11. Bawa Stroller & Baby Carrier
Ini opsional sih... Tapi, buat saya bawa stroller sendiri ternyata sangat membantu mobilisasi. Mengingat cah lanang kami sudah tidak ringan lagi untuk digendong kesana-kemari dengan waktu yang lama. Selain itu, bagasi stroller juga sangat bermanfaat untuk meringankan bawaan barang tentengan. Saya sampai sengaja beli stroller yang bisa masuk kabin waktu itu demi bisa bawa stroller ke pesawat. Eh, ternyata nggak usah bawa yang bisa masuk kabin juga nggak apa. Ujung-ujungnya nggak masuk kabin juga, tapi masuk bagasi (dikasih ke mbak pramugari) tepat sebelum kami masuk kabin. Walaupun, sebenarnya bisa juga kalau mau masuk kabin kalau dilipat sebelum boarding. Buat stroller nanti saya bikin cerita sendiri deh. 

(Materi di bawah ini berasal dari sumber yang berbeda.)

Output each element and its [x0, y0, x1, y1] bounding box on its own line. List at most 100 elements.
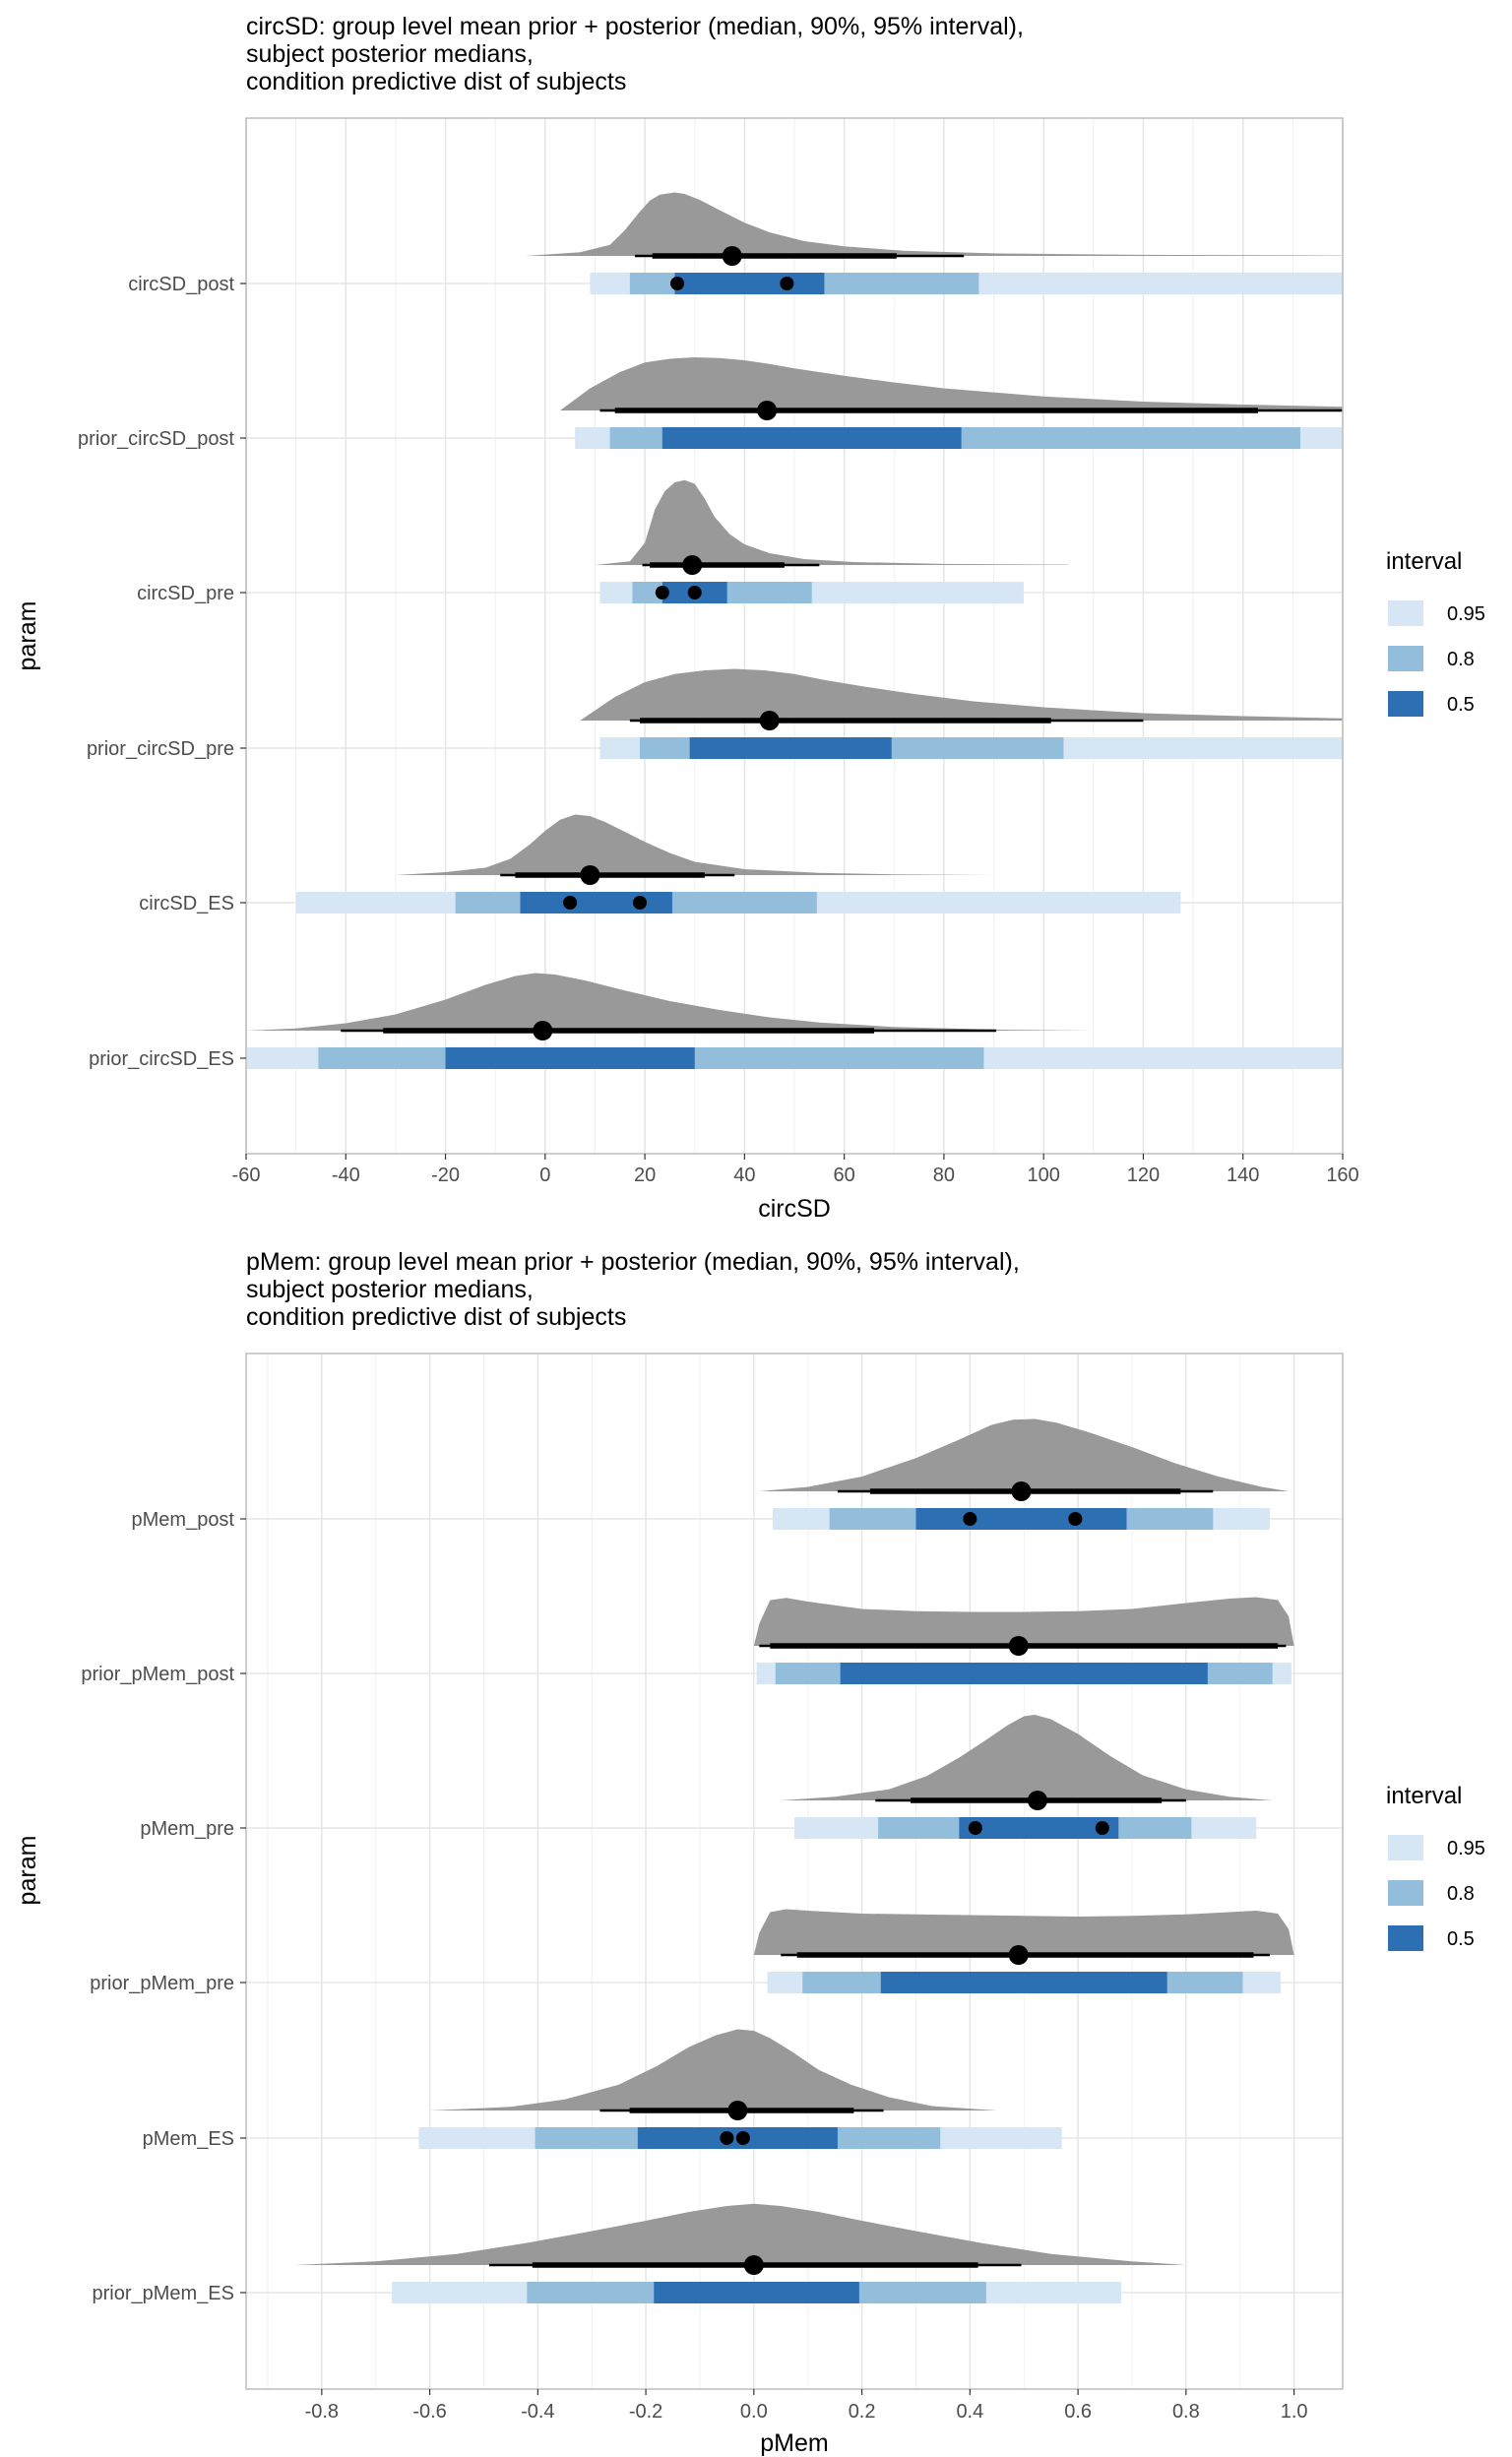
- band-50: [959, 1817, 1119, 1839]
- y-tick-label: pMem_post: [132, 1509, 235, 1531]
- median-point: [580, 865, 600, 885]
- chart-title-line-1: circSD: group level mean prior + posteri…: [246, 13, 1024, 40]
- subject-median-point: [633, 896, 648, 910]
- x-tick-label: -60: [232, 1165, 261, 1186]
- band-50: [445, 1047, 695, 1069]
- y-tick-label: prior_pMem_pre: [90, 1973, 234, 1994]
- subject-median-point: [655, 586, 669, 599]
- x-tick-labels: -60 -40 -20 0 20 40 60 80 100 120 140 160: [232, 1154, 1359, 1186]
- x-tick-label: -0.8: [305, 2401, 339, 2423]
- subject-median-point: [1068, 1512, 1083, 1526]
- band-50: [520, 892, 672, 914]
- y-tick-label: circSD_ES: [139, 893, 234, 914]
- band-50: [840, 1663, 1208, 1684]
- density-shape: [759, 1418, 1290, 1491]
- density-shape: [525, 192, 1343, 256]
- x-tick-label: -20: [431, 1165, 460, 1186]
- density-shape: [753, 1597, 1294, 1646]
- y-tick-label: prior_circSD_ES: [89, 1048, 234, 1070]
- x-axis-title: pMem: [760, 2429, 828, 2457]
- x-tick-label: 40: [733, 1165, 755, 1186]
- x-tick-labels: -0.8 -0.6 -0.4 -0.2 0.0 0.2 0.4 0.6 0.8 1.0: [305, 2389, 1308, 2423]
- x-tick-label: -0.6: [412, 2401, 446, 2423]
- x-tick-label: 80: [933, 1165, 955, 1186]
- subject-median-point: [720, 2131, 734, 2145]
- y-tick-label: pMem_pre: [140, 1818, 234, 1840]
- legend-label-95: 0.95: [1447, 1838, 1485, 1859]
- y-tick-label: circSD_pre: [137, 583, 234, 604]
- x-tick-label: 60: [834, 1165, 855, 1186]
- x-tick-label: 100: [1027, 1165, 1059, 1186]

Untuk baby carrier, waktu itu nggak terlalu terpakai sih. Tapi, buat jaga-jaga aja kalau di pesawat anak rewel dan cuma bisa tenang dengan digendong atau untuk kebutuhan lainnya. Oiya, waktu itu, Baby Carrier dipakai hanya pada saat turun dari pesawat saat transit dan saat sampai, hingga ketemu lagi sama strollernya.

Dorong stroller sambil bawa koper
Yang terakhir dan paling penting, tentu saja jangan lupa berdoa supaya perjalanan kita lancar, sampai dengan sehat, selamat, sentosa. Kalau kalian, ada tips lain lagi nggak biar bisa survive bawa anak kecil di pesawat?